# Black currant other than Ribena



## SKBugs (13/9/19)

Are there any other black currant products other than Ribena for brewing? I see recipes from the US for mead which calls for black currant, but the only stuff i can find is the juice. Does anyone know if the berries are sold in any form here in OZ?


----------



## wide eyed and legless (13/9/19)

SKBugs said:


> Are there any other black currant products other than Ribena for brewing? I see recipes from the US for mead which calls for black currant, but the only stuff i can find is the juice. Does anyone know if the berries are sold in any form here in OZ?

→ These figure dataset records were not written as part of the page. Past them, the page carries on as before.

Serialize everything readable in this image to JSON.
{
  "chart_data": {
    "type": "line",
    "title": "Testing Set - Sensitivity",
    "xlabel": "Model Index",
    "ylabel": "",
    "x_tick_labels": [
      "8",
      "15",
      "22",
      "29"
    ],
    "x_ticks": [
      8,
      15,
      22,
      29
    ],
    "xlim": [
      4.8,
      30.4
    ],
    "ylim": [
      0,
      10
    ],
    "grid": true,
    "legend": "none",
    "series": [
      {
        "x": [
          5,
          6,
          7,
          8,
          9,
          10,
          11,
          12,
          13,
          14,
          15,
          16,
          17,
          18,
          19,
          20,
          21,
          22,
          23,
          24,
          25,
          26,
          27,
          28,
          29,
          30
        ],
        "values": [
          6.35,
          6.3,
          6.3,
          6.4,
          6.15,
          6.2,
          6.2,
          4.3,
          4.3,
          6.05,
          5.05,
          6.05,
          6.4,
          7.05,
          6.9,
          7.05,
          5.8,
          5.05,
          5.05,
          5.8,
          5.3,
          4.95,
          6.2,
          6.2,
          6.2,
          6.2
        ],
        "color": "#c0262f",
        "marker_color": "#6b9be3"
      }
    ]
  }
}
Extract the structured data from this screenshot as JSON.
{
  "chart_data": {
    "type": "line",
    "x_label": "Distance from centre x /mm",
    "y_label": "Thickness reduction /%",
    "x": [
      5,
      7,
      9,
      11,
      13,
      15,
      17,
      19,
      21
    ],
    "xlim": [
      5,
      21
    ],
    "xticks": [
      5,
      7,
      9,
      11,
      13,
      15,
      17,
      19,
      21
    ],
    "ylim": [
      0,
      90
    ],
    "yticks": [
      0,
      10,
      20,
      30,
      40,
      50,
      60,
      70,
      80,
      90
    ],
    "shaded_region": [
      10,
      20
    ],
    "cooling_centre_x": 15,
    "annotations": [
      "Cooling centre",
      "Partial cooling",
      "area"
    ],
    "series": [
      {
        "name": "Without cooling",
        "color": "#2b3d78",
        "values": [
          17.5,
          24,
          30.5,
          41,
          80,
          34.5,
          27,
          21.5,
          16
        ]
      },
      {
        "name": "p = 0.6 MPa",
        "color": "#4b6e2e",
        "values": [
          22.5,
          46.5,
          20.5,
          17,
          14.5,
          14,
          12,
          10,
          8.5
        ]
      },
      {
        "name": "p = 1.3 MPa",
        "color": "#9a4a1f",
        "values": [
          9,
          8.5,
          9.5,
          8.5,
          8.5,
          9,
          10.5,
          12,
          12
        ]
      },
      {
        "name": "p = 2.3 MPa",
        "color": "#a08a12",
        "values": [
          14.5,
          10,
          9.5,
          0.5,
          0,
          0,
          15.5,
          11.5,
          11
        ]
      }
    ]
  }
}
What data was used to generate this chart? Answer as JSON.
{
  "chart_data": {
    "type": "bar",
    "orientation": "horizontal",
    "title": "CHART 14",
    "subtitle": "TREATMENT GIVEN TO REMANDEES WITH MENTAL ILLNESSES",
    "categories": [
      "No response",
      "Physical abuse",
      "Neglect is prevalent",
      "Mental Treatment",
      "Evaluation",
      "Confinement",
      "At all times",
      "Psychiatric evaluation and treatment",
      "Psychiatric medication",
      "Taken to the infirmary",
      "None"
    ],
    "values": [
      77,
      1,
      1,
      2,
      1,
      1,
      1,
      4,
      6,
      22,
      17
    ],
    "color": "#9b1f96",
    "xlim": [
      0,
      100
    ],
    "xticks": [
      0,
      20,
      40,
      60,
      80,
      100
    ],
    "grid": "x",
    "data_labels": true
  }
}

I have a feeling they grow them commercially in Tassie, if you can get some juice concentrate that will be alright for brewing they use the concentrate of prunes for plum porter in the UK, hard to get it here though. It must come into the country, that is what they make Sunraysia Prune juice from.


----------



## SKBugs (15/9/19)

Up here it’s only the juice. I’ll give it a shot with some cherries and blackberries in a mead and see how we do. Thanks


----------



## clickeral (15/9/19)

You can get blackcurrent cordial pretty easily as well


----------



## GrumpyPaul (16/9/19)

Bramling Cross hops are said to give blackcurrent notes

http://www.hopslist.com/hops/dual-purpose-hops/bramling-cross/


----------



## SKBugs (18/9/19)

Yeah will have to use the juice. Hopped mead is really nice too.


----------